Weit mehr treibt uns aber um, in welche Heizungsart wir investieren sollen. Mit dem Wahlsieg der Grünen wurde schon angekündigt, dass Gas keine Zukunft mehr hat. Die politischen Unruhen verschärfen das Problem, nämlich dass alle alternativen und erneuerbaren Heizmöglichenkeiten für unser Haus mehr als suboptinal sind, weil das Haus zu groß ist. Und zudem noch ein denkmalgeschütztes Haus! Also was sollen wir tun? Alle Fachmänner und Experten rätseln noch, wir auch. Doch bald müssen wir eine Entscheidung treffen.

Nachdem die Temperaturen Gartenarbeit ungemütlich machen, haben wir uns endlich dem Obergeschoss gewidmet. Der erste Spatenstich wurde sozusagen gemacht. Geplant sind ab Mai die Restauration der Fenster und die Innenarbeiten. Wir wollen Vermieter werden (und im nächsten Winter soll auch unsere Wohnung endlich wärmer werden) und müssen nun endlich mal loslegen.

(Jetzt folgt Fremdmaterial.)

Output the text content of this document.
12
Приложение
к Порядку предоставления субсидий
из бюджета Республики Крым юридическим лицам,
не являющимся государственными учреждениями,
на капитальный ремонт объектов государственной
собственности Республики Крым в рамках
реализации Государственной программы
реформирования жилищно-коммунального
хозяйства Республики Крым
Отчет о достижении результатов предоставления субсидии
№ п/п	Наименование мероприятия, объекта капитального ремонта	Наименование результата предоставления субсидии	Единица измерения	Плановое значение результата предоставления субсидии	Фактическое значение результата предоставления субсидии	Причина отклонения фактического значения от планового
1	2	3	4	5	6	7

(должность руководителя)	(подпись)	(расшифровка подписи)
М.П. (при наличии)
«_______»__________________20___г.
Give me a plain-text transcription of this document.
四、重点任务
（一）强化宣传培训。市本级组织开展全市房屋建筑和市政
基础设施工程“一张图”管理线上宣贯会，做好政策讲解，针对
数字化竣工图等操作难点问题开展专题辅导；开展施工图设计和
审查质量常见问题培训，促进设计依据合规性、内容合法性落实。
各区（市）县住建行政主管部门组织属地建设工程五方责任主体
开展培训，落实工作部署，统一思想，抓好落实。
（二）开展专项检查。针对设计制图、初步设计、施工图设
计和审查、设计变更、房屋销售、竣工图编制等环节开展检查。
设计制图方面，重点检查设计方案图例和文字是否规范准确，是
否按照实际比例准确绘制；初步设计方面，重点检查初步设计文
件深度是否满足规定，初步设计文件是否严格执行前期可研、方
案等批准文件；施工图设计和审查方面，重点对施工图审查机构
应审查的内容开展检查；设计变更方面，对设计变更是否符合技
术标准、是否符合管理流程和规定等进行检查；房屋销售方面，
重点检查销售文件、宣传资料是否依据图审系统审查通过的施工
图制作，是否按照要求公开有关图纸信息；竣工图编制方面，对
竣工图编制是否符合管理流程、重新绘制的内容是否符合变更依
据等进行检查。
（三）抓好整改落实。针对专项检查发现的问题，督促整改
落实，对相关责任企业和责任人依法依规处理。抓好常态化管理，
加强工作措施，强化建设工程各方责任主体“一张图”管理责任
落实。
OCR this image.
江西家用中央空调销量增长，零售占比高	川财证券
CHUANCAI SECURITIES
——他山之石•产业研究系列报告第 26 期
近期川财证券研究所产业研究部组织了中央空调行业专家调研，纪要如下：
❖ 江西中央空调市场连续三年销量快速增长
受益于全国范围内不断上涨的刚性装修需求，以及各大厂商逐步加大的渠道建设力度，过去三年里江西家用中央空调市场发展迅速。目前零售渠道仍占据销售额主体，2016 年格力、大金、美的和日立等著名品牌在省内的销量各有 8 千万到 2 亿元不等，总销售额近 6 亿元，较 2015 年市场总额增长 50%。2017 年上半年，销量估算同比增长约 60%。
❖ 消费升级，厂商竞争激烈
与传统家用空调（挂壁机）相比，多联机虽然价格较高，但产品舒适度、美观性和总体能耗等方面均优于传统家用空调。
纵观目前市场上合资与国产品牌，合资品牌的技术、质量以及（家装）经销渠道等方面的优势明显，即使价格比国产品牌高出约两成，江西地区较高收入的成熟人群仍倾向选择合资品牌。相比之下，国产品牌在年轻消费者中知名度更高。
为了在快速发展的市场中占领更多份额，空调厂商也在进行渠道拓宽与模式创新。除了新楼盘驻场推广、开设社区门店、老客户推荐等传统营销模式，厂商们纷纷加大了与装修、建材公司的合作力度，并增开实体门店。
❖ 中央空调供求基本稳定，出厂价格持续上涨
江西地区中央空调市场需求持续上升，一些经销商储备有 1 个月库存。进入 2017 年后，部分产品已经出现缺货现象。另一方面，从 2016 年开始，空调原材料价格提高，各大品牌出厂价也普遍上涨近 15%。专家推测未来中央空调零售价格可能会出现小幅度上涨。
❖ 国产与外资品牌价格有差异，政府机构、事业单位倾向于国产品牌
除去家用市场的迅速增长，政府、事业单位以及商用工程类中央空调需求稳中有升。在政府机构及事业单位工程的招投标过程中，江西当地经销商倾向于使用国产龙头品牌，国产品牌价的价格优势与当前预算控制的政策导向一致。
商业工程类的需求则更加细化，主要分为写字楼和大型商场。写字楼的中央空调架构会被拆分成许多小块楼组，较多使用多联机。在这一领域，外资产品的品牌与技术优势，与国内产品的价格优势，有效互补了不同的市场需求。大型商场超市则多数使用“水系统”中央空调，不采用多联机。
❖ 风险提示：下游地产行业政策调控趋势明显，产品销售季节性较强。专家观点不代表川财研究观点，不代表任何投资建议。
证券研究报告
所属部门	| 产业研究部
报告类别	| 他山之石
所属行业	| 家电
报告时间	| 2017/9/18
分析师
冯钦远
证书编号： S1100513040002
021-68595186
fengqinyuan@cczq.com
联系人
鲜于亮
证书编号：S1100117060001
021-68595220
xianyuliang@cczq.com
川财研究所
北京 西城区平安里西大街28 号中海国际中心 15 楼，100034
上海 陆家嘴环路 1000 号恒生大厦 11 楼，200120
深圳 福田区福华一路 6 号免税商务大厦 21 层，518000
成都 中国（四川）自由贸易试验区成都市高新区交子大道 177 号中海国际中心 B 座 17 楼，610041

Das wird im Obergeschoss mal die Küche werden. Kann man doch schon erkennen, oder? Tatkräftige Hilfe kommt von Ricardo mit Freund.

Lust und Tatendrang haben wir noch nicht wirklich, aber es hilft ja nichts. Von allein macht es sich nicht. Also … los gehts …

By the way … eigentlich ist es schon ganz cool, dort zu wohnen, wo andere Urlaub machen.